Raoul Sinier - Huge Samurai Radish

Raoul Sinier - Huge Samurai...

Raoul Sinier kocht bekanntlich sein ganz eigenes Süppchen – und was für eines! In seinem Pariser Klanglabor wirft er Hip-Hop, Electronica, Jazz und eine gute Prise Wahnsinn in den Topf, rührt um, lässt es kurz explodieren – und serviert uns am Ende etwas, das so gar nicht auf der Speisekarte stand. Das Ergebnis ist keine bloße Kombination aus Beats und Samples, sondern ein völlig neuer Geschmack, irgendwo zwischen urbaner Collage, abstraktem Klangexperiment und audiovisueller Performance.

Mit Huge Samurai Radish hat der Meisterkoch Sinier uns 2007 schon einmal einen Vorgeschmack auf sein kommendes drittes Album Brain Kitchen gegeben – und das, im wahrsten Sinne des Wortes, als appetitanregendes „Leckerli“. Die EP in Albumlänge umfasst sieben eigenständige Tracks und fünf Remixe, die sich allesamt so unberechenbar gebärden, dass man beim Hören nie weiß, ob man gerade einen elektronischen Groove oder einen musikalischen Cartoon erlebt.

Schon die Idee, ausgerechnet ein „riesiges Samurai-Radieschen“ ins Zentrum des Konzepts zu stellen, zeigt, dass Sinier sich weder an Konventionen noch an Logik hält. Er ist ein Künstler, der lieber mit der Axt statt mit dem Kochlöffel arbeitet – und das Ergebnis ist köstlich chaotisch. Das Video zum Titeltrack erzählt die surrealen Abenteuer dieses zweibeinigen Wurzelgemüses, das irgendwo zwischen Albtraum und Animationsfilm durch Sinier’s skurrile Fantasiewelt taumelt. Und so, wie der arme Samurai-Rettich durch seine Mission stolpert, wird auch der Hörer auf eine Reise geschickt, die zwischen Faszination, Irritation und purem Staunen pendelt.

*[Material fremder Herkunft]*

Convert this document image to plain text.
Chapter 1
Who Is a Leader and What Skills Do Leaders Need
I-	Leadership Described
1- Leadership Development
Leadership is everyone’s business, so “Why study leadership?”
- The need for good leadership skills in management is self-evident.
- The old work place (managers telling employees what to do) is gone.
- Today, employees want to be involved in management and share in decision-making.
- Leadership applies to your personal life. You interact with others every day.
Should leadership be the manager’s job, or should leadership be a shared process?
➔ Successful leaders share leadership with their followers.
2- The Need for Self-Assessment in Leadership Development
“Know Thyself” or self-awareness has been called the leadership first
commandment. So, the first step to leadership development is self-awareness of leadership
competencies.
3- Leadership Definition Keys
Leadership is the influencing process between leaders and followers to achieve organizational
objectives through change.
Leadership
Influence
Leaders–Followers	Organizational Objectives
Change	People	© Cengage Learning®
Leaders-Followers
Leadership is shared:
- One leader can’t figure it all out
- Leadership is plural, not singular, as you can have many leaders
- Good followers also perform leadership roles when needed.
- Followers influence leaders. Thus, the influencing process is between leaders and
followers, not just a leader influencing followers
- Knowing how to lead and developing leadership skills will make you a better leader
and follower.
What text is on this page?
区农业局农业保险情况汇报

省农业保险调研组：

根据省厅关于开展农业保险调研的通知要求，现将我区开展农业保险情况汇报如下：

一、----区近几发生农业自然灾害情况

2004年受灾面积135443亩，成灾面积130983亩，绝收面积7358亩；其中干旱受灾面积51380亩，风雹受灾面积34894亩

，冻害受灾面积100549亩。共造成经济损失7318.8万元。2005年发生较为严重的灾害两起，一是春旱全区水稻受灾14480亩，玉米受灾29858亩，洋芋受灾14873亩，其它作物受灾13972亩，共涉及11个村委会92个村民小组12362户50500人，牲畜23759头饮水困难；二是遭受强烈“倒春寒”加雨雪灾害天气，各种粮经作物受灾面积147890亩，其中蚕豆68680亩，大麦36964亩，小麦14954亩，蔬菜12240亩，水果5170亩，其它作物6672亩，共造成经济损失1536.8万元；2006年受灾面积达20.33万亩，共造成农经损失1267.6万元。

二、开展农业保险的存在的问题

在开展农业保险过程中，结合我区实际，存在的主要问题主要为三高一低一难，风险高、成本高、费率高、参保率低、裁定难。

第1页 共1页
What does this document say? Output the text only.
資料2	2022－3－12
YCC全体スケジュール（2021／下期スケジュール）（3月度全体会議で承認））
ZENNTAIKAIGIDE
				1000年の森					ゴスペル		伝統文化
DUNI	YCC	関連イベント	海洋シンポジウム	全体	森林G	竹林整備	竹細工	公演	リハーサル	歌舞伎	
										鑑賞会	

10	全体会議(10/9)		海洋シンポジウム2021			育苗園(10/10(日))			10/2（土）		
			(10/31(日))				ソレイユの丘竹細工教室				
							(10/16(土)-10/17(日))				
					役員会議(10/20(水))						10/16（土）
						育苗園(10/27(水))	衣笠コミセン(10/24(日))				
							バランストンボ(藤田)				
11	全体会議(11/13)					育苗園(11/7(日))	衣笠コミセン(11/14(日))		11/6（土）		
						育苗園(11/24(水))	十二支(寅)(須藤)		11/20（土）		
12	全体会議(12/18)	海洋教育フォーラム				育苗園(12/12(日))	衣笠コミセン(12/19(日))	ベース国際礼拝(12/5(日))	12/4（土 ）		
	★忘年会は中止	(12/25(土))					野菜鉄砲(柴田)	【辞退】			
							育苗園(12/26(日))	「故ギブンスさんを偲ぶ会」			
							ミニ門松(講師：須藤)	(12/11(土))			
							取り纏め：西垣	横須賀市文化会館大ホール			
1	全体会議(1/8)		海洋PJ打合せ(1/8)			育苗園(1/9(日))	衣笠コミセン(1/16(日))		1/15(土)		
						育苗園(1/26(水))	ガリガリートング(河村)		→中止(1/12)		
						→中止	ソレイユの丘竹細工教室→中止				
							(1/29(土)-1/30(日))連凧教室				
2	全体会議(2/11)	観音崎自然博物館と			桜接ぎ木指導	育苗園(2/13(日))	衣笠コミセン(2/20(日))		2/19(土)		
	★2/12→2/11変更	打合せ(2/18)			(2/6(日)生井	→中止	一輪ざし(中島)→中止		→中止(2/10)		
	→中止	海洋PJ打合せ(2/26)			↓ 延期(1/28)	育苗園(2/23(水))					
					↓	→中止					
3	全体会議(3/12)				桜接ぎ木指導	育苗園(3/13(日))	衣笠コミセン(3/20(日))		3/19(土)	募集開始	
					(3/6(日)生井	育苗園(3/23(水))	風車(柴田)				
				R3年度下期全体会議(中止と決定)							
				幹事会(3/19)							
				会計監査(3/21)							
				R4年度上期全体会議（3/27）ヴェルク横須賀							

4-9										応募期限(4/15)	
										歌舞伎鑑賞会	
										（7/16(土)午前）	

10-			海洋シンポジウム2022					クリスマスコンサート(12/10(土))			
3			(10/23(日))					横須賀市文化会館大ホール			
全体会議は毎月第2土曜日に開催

Musikalisch bewegt sich Huge Samurai Radish in einem Grenzbereich, der kaum noch ein Genre kennt. Die Beats erinnern an Hip-Hop, aber die Struktur hat mehr mit Jazz zu tun. Zwischendurch wehen Easy-Listening-Anklänge durch das Soundbild, gefolgt von elektronischen Störfeuern, bevor alles plötzlich in einen rockigen Ausbruch kippt. Über allem liegt eine filmische, fast schon soundtrackhafte Atmosphäre – als würde ein futuristisches Manga-Universum musikalisch vertont.

Man spürt förmlich, wie Raoul Sinier jede Regel bricht, nur um eine neue zu erfinden. Seine Musik ist ein Spiel mit Erwartung und Überraschung, mit Humor und Ernst, mit Technik und Gefühl. Nichts klingt zufällig, und trotzdem wirkt alles spontan – eine jener seltenen Mischungen, bei der Genie und Wahnsinn eine produktive WG führen.

Die fünf Remixe auf der EP treiben dieses Spiel noch weiter. Statt das Originalmaterial zu „erden“, öffnen sie neue Türen in Sinier’s Klanguniversum. Besonders bemerkenswert: der Lynx And Ram Remix, bei dem plötzlich die Stimme von Carli Vierke aufblitzt – rotzig, anklagend, fast schon punkig. Dann wäre da die Hip-Hop-Variante mit Vast Aire (bekannt von Cannibal Ox), die das Konzept radikal urbanisiert, ohne die fremdartige Aura zu zerstören. Und schließlich La Caution, die auf Französisch rappen und dem Ganzen eine unerwartet exotische, fast cineastische Note verleihen. So etwas passiert nur, wenn der Gastgeber die Kontrolle längst abgegeben hat – und es funktioniert erstaunlich gut.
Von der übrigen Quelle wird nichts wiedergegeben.